Early in my career I worked at a company and we had a DC onsite. I remember the months long project to spec, purchase and migrate to a new, more powerful DB server. How much that costed in people-hours, I have no idea. I upgraded to a better DB a couple months ago by clicking a button...

Don't even get me started with ordering more SANs when we ran out of storage or the time a hurricane was coming and we had to prepare to fail over to another DC.

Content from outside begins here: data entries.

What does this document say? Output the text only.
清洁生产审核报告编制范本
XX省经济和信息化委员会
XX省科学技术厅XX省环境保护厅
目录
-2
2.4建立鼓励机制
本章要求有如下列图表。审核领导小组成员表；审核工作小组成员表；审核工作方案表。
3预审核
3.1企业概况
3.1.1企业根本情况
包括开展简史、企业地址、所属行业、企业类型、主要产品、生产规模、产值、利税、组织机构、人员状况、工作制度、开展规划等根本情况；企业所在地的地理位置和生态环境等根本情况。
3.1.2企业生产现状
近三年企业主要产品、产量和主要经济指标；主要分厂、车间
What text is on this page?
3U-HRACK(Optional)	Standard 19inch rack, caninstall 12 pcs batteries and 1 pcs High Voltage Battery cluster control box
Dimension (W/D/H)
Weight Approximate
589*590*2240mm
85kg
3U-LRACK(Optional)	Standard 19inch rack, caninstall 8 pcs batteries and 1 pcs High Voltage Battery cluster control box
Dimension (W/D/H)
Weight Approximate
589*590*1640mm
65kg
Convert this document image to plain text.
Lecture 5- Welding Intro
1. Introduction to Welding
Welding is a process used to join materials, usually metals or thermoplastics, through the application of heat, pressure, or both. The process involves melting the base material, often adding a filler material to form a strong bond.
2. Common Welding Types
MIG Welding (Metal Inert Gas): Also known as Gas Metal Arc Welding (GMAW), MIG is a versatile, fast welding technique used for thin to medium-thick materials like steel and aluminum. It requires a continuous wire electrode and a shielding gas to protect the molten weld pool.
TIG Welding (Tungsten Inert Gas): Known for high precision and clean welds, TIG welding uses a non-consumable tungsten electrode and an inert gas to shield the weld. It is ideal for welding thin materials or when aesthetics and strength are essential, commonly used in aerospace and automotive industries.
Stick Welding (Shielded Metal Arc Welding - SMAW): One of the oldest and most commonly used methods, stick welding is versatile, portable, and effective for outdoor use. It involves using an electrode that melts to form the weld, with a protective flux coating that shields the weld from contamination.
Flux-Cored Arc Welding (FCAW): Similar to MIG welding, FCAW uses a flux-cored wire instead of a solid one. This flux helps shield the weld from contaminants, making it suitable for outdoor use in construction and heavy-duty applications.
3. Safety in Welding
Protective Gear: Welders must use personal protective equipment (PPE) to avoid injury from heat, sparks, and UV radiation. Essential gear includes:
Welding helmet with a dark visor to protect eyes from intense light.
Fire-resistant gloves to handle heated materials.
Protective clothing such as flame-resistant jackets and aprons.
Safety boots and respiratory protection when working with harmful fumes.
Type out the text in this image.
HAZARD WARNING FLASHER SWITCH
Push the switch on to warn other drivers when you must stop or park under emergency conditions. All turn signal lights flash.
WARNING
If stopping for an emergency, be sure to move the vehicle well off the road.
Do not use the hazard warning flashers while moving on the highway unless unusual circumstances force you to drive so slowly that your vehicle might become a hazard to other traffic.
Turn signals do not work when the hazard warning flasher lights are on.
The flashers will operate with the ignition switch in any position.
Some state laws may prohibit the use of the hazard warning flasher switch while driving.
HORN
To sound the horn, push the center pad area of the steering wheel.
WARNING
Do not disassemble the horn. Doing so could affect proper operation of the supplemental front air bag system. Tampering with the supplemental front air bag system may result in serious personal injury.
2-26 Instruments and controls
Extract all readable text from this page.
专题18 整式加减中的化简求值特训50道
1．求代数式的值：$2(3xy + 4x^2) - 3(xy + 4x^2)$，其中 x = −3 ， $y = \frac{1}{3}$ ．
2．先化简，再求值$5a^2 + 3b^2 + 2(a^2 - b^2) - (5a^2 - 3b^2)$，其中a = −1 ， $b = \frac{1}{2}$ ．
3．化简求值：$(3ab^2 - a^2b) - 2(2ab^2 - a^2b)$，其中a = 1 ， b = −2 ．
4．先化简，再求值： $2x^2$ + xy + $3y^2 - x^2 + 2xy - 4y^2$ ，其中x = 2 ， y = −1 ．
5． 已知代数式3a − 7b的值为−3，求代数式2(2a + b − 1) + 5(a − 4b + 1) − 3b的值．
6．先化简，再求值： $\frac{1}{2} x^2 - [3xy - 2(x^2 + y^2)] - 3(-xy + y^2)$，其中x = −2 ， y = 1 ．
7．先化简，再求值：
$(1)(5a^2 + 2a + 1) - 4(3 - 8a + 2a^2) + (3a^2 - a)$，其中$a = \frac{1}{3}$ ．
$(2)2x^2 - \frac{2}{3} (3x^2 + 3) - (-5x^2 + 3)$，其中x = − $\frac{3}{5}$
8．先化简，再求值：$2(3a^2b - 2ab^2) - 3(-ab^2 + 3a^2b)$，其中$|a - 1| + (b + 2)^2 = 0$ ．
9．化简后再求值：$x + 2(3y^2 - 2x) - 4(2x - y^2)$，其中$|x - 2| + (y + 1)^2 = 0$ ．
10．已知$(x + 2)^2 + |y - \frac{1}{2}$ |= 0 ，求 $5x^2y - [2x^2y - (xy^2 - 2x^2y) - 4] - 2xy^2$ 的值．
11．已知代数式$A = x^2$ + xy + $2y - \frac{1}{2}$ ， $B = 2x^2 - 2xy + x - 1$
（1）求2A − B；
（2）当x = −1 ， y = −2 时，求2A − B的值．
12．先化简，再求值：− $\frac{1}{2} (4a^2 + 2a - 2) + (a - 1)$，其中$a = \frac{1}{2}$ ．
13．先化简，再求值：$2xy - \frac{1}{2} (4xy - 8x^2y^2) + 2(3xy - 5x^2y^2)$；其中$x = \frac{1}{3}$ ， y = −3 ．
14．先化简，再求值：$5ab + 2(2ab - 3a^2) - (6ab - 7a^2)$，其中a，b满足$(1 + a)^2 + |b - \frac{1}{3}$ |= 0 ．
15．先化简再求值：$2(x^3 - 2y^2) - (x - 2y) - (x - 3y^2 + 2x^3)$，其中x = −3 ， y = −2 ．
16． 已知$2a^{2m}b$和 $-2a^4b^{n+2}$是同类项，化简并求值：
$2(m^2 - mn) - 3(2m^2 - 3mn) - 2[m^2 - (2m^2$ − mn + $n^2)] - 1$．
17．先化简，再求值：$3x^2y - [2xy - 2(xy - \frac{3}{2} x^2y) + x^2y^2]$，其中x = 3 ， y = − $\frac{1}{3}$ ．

landemva · on July 5, 2022

>> I think egress rates are going to start disappearing over the next few years.

Compute costs generally drop over time. Do you have any data points to confirm egress will soon go to zero?

vlovich123 · on July 6, 2022

Cloudflare Bandwidth Alliance and R2. S3 felt some pressure just because of our pre launch announcement. It’ll be interesting to see how they adjust over the next couple of years.

hoppyhoppy2 · on July 5, 2022

It's probably worth remembering that a company the size of FedEx isn't going to be paying the listed prices.

ElectricalUnion · on July 5, 2022

They actually probably be paying more that the average listed prices, as Mainframe (basically a on-premise PaaS, where IBM rents you high performance, distributed and redundant hardware cluster on a pay-as-you-use manner) users are often dependent on very high reliability, high uptime and low latency.

nharada · on July 5, 2022

The ability to scale up experiments is really nice in cloud. In my experience you need to be quite large before you’re using your own GPUs at a utilization percentage that saves money while still having capacity for large one off experiments.